• Interview de Maud Octallinn, 21 janvier 2016

    Interview de Maud Octallinn (China, le 21 janvier 2016).

    Par Baptiste et Gérald PETITJEAN.

    Photos d'Olivier REBECQ.

    Interview de Maud Octallinn, 21 janvier 2016

    RETOUR SUR LE CONCERT DE MAUD OCTALLINN AUX TROIS BAUDETS [LUNDI 18 JANVIER]

    Baptiste : Très bon concert aux Trois Baudets, on sent que tu as beaucoup progressé et que ta palette s'est considérablement élargie, et pas seulement car tu as joué en formation complète (piano, soubassophone, trombone, batterie et basse) ...

    Maud Octallinn : C'est vrai que j'étais un peu plus à l'aise qu'à mon premier concert dans cette même salle (en mars 2015, à l'occasion d'une soirée Klaxon, en duo avec mon batteur). Non seulement grâce à mes musiciens, mais aussi grâce au public, que j'ai senti plus réceptif. Ce concert m'a fait avancer d'un grand pas, je crois.

    B&G : Sur la scène des Trois Baudets, tu évoquais une « soirée Ratés du Coeur », et tu te décris souvent comme une « crooneuse ratée »… Tu es la Jean-Claude Dusse de la chanson ? 

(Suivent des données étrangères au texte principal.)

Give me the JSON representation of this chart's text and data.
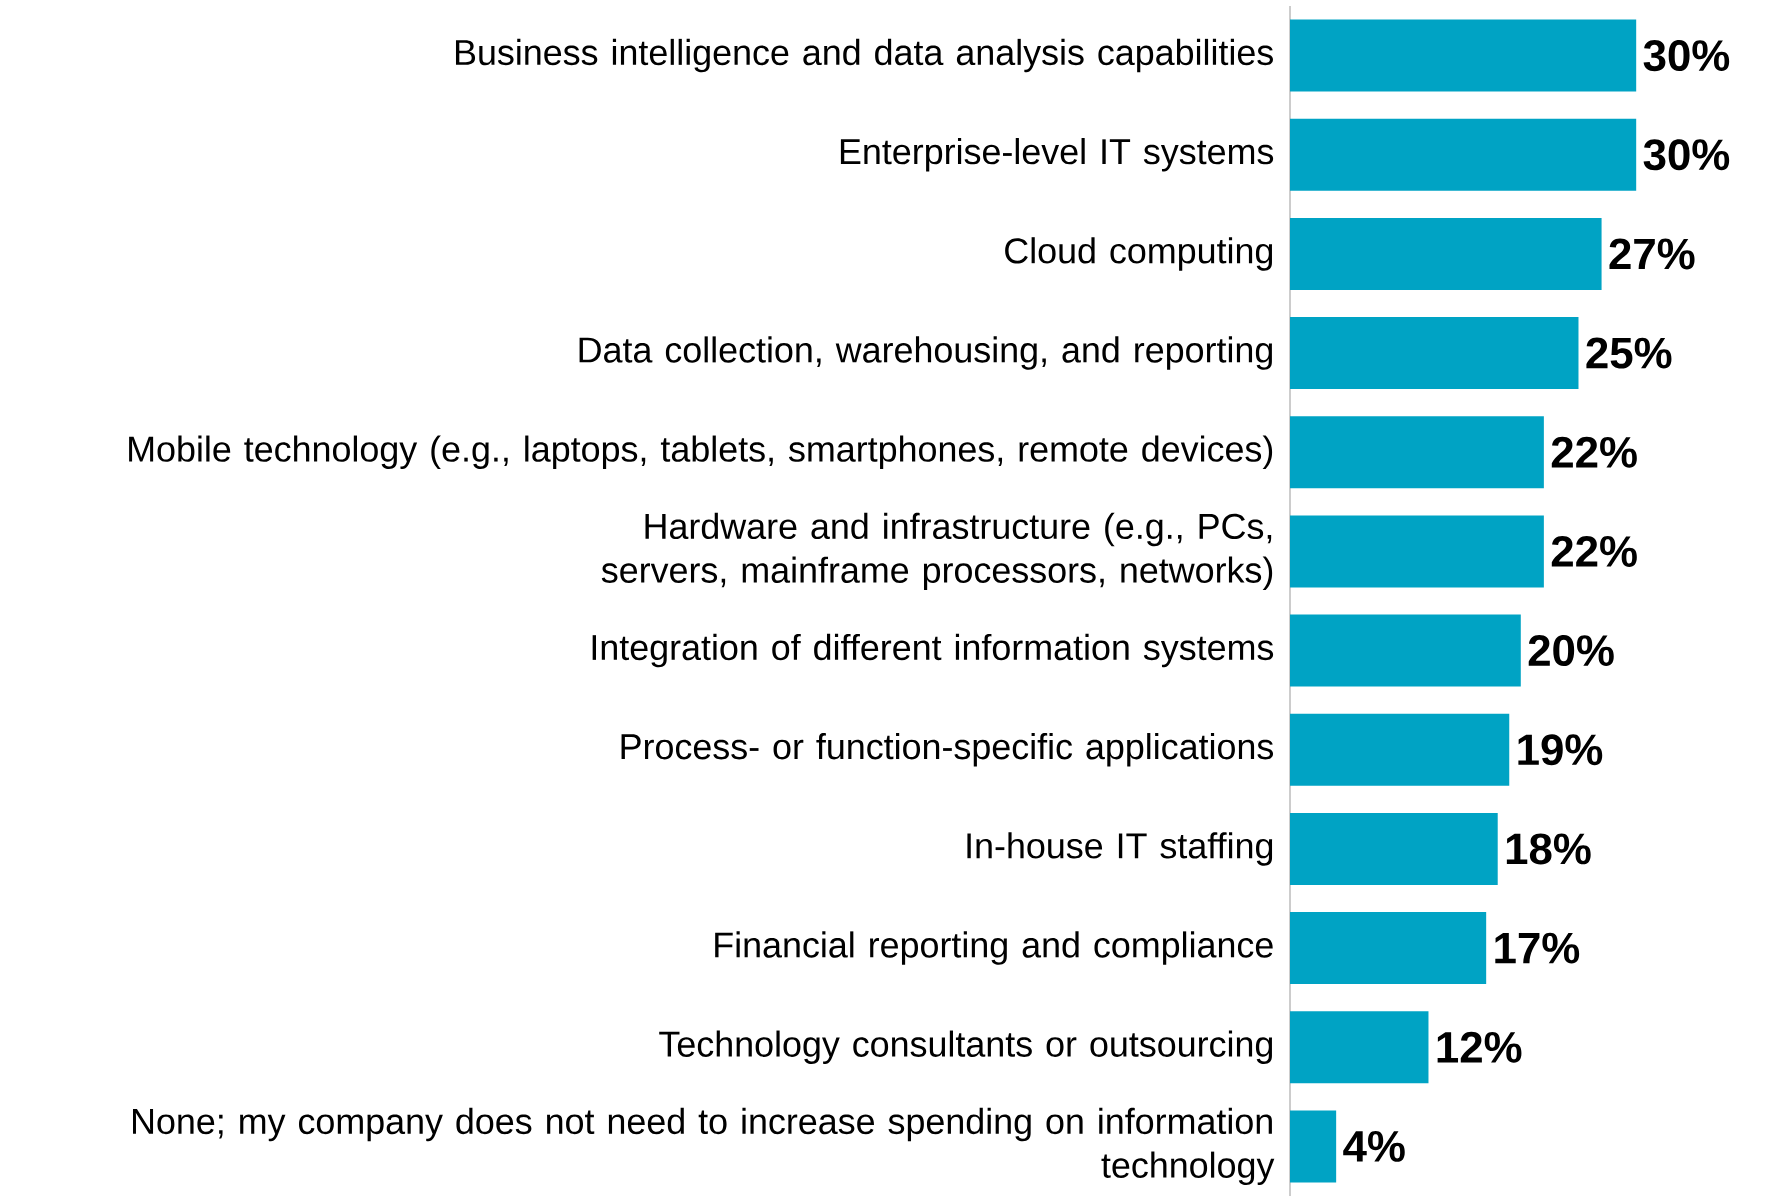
{
  "chart_data": {
    "type": "bar",
    "orientation": "horizontal",
    "color": "#00a3c4",
    "categories": [
      "Business intelligence and data analysis capabilities",
      "Enterprise-level IT systems",
      "Cloud computing",
      "Data collection, warehousing, and reporting",
      "Mobile technology (e.g., laptops, tablets, smartphones, remote devices)",
      "Hardware and infrastructure (e.g., PCs, servers, mainframe processors, networks)",
      "Integration of different information systems",
      "Process- or function-specific applications",
      "In-house IT staffing",
      "Financial reporting and compliance",
      "Technology consultants or outsourcing",
      "None; my company does not need to increase spending on information technology"
    ],
    "values": [
      30,
      30,
      27,
      25,
      22,
      22,
      20,
      19,
      18,
      17,
      12,
      4
    ],
    "value_labels": [
      "30%",
      "30%",
      "27%",
      "25%",
      "22%",
      "22%",
      "20%",
      "19%",
      "18%",
      "17%",
      "12%",
      "4%"
    ]
  }
}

    MO : Je n'ai jamais vu « Les bronzés font du ski ». Ma vie sentimentale n'est qu'une succession de ratages incroyables. Et plus ça vient, moins ça s'arrange, mais tout cela me fait beaucoup rire. J'essaie, dans la vie comme dans mes chansons, de rire de tout, et surtout de moi-même. Comme je l'explique souvent aux personnes m'imaginant pessimiste, « rater » ce n'est pas échouer, bien au contraire, c'est se casser un peu la gueule pour comprendre ses faiblesses et faire mieux par la suite. Mon ratage à moi, c'est la résilience du cœur. J'agis parfois sans trop réfléchir (mon côté bulldozer), alors je me casse souvent la gueule, c'est normal. Là par exemple, je viens d'arrêter mon job pourtant intéressant pour me consacrer à la musique et à l'écriture... La peur de ne pas réussir à subvenir à mes besoins me paralyse. La scène me terrifie. Le regard et les oreilles des autres ? Quelle horreur. Sur scène, c'est plus que du trac, je traverse de vraies crises existentielles, je me dis « mais qu'est-ce-que je fous là, qu'est-ce que j'ai fait pour mériter ça ? ». Ces petits mélodrames très intimes, je les transforme comme je peux, tantôt en anecdotes que je raconte au public entre les morceaux, tantôt en sourires gênés. Je suis sans doute un peu maso. Ou lucide, car il est évident qu'on avance mieux dans l'inconfort.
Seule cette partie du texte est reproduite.